Although the processes of proliferation and differentiation overlap, from an assay viewpoint, they cannot be measured using the same assay readout. Either separate assays or different readouts of the same cells are required. Understanding this principle is important when drawing conclusions and interpreting data from experiments.

Differentiation assays include:

1. Molecular expression of genes and their products using, for example, PCR technology.
2. Intracellular expression of proteins using flow cytometry, ELISPOT etc.
3. Extracellular expression of proteins using flow cytometry.
4. Colony assays to detect differentiation ability and/or potential.

All HemoGenix® assays can be easily multiplexed to include assays in the groups 1-3 above. In other words, any of the ATP bioluminecence, fluorescence or absorbance proliferation assays can be multiplexed to obtain cell differentiation data by increasing the number of sample replicates and using different readouts to obtain increased information on the same sample.

All HALO®, HemoFLUOR™ and HemoLIGHT™ assays were originally based on the "classic" methylcellulose, colony-forming cell (CFC) or unit (CFU) assay, first described in 1966. In 1982, Rich and Kubanek described the first miniaturized methylcellulose CFC assay, which is now called CAMEO™-4 and comes in two versions, one for stem cell, basic and veterinary research and the other for stem cell processing laboratories. These are hematopoietic differentiation assays because the assay relies on the ability of cells to produce colonies of cells which can be identified, thereby identifying the cell population from which the colony originated. Although proliferation and division are required for the cells to produce the colony, the assay does not measure proliferation, but rather differentiation ability and/or potential.

The miniaturized CFC/CFU assay (CAMEO™-4) was the forerunner to what is now CAMEO™-96 (originally called HALO®-96 MeC). CAMEO™-96 is the methylcellulose version of the HALO® Platform using ATP bioluminomics™ technology to measure the proliferation of cells making up hematopoietic colonies after stimulation with cocktails of growth factors. However, since CAMEO™-96 is a methylcellulose assay allowing cells to grow under clonal conditions, it can also be used to measure two different readouts. Once the cells have been incubated, the colonies produced can be counted and differentiated directly in the wells on a 96-well plate. CAMEO™-96 is therefore a 96-well plate CFC/CFU assay. After counting the colonies, cell proliferation can then be measured using bioluminomics™ technology. This makes CAMEO™-96 quite unique in that it can measure both proliferation and differentiation using the same sample. But since measurement of colony proliferation using ATP bioluminescence requires an ATP standard curve to be perform, CAMEO™-96 is the only assay that allows true standardization of the CFC/CFU assay because total colony counts can be interpolated into ATP concentration equivalents.

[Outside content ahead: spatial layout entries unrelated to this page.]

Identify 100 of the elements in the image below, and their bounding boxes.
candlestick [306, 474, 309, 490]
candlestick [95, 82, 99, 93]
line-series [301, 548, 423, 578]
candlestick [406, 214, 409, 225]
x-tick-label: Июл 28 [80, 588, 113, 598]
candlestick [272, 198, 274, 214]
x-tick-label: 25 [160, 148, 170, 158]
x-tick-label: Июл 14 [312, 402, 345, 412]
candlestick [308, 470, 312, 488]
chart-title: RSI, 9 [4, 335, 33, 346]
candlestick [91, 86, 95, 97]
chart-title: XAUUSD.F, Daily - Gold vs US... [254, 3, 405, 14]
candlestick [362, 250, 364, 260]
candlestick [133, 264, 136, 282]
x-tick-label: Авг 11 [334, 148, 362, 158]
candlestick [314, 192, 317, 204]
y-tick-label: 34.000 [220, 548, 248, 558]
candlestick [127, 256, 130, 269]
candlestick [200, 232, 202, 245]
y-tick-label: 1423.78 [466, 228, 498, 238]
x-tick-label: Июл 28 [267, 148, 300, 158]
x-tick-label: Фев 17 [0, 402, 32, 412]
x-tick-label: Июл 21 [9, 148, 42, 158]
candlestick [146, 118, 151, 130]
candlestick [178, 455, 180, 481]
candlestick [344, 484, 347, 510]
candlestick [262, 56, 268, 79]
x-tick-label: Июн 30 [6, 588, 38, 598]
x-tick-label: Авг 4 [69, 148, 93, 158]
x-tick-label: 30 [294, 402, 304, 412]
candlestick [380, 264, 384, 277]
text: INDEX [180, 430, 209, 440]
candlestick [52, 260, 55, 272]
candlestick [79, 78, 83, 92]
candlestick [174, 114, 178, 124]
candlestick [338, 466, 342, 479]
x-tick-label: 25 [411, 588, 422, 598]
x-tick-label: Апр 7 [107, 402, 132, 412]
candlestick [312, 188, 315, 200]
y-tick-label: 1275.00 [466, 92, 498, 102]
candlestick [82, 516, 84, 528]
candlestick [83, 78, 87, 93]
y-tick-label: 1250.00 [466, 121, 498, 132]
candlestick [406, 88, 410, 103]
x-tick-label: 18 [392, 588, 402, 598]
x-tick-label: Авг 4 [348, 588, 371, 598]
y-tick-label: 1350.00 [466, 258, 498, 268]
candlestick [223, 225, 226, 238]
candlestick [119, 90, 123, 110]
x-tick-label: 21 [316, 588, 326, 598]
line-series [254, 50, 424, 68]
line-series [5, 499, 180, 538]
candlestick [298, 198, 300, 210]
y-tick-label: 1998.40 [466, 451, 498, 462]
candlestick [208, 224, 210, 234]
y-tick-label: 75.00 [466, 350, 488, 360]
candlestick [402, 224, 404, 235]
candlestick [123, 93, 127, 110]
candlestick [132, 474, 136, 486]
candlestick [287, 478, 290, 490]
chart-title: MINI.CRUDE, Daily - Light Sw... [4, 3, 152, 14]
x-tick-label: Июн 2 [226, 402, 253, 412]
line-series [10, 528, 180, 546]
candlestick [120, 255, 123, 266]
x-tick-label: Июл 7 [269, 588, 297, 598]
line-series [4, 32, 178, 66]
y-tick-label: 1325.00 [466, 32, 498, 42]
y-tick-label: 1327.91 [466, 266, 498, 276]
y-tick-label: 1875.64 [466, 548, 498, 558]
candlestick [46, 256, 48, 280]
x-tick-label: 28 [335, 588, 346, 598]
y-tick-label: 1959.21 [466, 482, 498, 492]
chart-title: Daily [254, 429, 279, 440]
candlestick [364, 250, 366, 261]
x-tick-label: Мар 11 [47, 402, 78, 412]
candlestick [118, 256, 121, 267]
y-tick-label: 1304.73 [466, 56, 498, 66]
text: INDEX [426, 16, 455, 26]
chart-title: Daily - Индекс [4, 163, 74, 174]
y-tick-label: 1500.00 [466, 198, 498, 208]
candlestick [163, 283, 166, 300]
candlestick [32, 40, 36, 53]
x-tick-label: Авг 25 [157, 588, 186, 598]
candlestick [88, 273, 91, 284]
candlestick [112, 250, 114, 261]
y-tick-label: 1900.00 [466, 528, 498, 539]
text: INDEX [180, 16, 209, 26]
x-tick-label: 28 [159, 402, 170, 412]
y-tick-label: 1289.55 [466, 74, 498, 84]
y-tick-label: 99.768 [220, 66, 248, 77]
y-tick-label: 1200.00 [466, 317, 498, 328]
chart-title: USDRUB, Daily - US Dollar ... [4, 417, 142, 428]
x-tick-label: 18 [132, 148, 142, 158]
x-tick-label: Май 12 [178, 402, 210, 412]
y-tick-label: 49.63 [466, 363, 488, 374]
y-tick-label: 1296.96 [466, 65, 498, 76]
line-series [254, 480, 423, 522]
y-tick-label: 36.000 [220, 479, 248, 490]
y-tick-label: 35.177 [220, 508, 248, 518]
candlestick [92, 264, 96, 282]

This same procedure has been employed in two other assays, namely:

• STEMClone™ and
• XVPrime-Clone™.

Stem cells or ex vivo primary explanted cells with proliferation capability can be cultured and grown clonally in methylcellulose to detect and measure both proliferation and differentiation of the cells. 

A note on dispensing methylcellulose reagents in CAMEO™-4, CAMEO™-96, STEMClone™ and XVPrime-Clone™ assays. Methylcellulose is a water-soluble, semi-solid viscous medium. As a result, methylcellulose is notoriously difficult to dispense accurately. Large variations between replicates are not uncommon. When using these assays, never dispense the methylcellulose Master Mix using a syringe and needle. This is a recipe for disaster. Please always use a positive displacement manual or electronic (motorized) pipette to dispense the methylcellulose reagent. This will produce lower pipetting errors with decreased variability.